The docs go beyond the auth header itself and talk about TLS termination, HSTS, and explicit allowed origins for non-loopback Control UI deployments. That is the right level of detail because trusted-proxy auth is not just a header parser. It is a deployment model. The proxy must terminate and protect traffic properly, and the gateway still needs a correctly scoped ingress policy. Otherwise you end up with a beautiful identity header on top of a leaky network path.

So the explanation is simple: trusted-proxy auth works when the reverse proxy is genuinely the only front door and OpenClaw can verify that fact. It fails conceptually when the proxy is just one optional path among many. The docs are strict because this feature has to be strict. If the trust boundary is fuzzy, the whole mode stops making sense.

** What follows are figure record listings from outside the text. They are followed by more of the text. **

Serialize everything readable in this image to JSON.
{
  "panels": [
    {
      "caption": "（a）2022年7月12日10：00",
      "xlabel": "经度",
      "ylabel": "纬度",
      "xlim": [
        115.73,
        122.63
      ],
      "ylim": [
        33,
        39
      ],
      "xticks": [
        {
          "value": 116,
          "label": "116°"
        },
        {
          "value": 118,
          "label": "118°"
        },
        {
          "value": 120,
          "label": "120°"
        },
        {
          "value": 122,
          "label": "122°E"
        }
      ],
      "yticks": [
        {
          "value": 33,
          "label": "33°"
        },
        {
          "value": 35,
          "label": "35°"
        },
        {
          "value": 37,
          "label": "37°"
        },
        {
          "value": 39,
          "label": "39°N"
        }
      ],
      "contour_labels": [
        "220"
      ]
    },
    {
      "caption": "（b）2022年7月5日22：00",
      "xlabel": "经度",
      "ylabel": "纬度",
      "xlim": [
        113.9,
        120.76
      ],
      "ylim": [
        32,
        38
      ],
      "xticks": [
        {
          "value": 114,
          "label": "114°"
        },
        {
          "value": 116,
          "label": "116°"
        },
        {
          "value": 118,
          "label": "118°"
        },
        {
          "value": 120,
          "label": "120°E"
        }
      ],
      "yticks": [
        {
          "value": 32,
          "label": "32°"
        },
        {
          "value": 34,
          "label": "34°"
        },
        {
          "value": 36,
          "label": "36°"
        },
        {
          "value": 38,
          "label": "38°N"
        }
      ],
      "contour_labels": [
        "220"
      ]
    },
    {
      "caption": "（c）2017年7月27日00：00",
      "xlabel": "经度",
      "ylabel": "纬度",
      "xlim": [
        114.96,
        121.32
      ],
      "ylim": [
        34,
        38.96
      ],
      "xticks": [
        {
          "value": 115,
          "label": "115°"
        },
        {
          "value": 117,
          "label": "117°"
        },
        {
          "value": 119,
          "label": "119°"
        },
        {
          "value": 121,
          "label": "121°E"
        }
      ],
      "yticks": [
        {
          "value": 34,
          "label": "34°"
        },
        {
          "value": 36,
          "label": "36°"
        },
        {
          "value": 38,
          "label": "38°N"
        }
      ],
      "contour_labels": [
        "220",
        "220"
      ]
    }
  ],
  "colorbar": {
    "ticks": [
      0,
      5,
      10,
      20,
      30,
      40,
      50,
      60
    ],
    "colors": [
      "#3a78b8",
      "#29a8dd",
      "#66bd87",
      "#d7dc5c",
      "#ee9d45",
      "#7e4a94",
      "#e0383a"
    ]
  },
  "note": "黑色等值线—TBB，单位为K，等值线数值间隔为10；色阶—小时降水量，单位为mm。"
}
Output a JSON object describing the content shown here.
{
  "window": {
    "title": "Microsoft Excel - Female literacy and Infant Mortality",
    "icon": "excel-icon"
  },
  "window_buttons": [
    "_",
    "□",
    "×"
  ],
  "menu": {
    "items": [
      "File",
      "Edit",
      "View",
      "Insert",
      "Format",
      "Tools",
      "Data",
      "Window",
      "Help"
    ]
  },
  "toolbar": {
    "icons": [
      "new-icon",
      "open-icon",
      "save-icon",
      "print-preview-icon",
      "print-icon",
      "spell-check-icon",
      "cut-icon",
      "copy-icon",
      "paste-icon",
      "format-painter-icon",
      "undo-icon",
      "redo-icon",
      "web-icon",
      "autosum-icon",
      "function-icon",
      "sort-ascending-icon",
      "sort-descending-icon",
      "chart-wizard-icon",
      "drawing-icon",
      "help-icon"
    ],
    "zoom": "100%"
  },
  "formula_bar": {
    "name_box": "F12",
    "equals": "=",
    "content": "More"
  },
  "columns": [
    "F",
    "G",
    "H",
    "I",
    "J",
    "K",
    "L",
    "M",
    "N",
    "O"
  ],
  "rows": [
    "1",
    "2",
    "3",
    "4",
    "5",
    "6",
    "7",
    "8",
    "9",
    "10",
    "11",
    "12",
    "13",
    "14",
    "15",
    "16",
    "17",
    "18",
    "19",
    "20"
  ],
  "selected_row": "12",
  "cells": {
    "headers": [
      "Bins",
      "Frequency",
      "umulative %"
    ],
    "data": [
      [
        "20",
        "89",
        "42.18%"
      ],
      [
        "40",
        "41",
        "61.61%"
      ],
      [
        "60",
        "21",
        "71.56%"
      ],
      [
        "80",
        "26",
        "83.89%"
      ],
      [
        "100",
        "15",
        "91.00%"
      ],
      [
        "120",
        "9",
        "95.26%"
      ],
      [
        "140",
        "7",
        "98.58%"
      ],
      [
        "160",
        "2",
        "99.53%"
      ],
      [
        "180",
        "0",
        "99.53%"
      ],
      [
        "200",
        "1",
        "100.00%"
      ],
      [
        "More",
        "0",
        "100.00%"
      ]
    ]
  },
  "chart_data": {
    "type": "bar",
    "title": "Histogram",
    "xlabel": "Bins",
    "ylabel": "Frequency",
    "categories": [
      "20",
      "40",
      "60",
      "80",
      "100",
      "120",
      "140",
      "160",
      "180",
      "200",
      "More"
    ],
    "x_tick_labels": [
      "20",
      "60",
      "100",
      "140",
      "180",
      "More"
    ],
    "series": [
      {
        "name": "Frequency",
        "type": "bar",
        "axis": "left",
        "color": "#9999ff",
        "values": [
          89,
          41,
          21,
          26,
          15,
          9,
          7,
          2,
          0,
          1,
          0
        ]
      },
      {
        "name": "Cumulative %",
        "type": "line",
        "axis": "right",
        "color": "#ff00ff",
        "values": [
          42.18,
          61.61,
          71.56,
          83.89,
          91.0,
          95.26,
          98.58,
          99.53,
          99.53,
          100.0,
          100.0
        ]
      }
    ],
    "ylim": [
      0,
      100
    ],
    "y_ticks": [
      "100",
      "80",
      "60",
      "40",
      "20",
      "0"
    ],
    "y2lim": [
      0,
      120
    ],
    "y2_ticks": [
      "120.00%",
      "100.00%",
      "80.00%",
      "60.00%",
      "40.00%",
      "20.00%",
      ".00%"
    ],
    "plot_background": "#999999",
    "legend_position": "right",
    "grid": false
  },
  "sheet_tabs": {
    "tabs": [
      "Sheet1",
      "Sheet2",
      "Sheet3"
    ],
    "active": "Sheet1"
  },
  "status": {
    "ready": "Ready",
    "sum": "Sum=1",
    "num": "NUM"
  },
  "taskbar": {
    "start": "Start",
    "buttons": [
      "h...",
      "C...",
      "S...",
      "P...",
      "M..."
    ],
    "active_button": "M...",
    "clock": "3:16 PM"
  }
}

That is why the docs keep pairing this feature with origin, TLS, and ingress guidance instead of presenting it as a lone auth switch. Trusted-proxy auth only makes sense as part of a full deployment story. The identity header is necessary, but the actual trusted boundary is the whole network and proxy path around it.

If you want the operator version of these docs turned into a practical working system, read The OpenClaw Playbook. It connects official OpenClaw features to real workflows, guardrails, and deployment decisions.

Frequently Asked Questions

What does trusted-proxy auth delegate to the reverse proxy?

It delegates authentication entirely to the reverse proxy, which must pass authenticated identity headers.

Why are loopback-source requests rejected?

The docs say same-host loopback proxies do not provide the non-loopback trusted proxy boundary that this auth mode requires.

How does trusted-proxy auth affect Control UI pairing?

When the request passes trusted-proxy checks, Control UI WebSocket sessions can connect without device-pairing identity.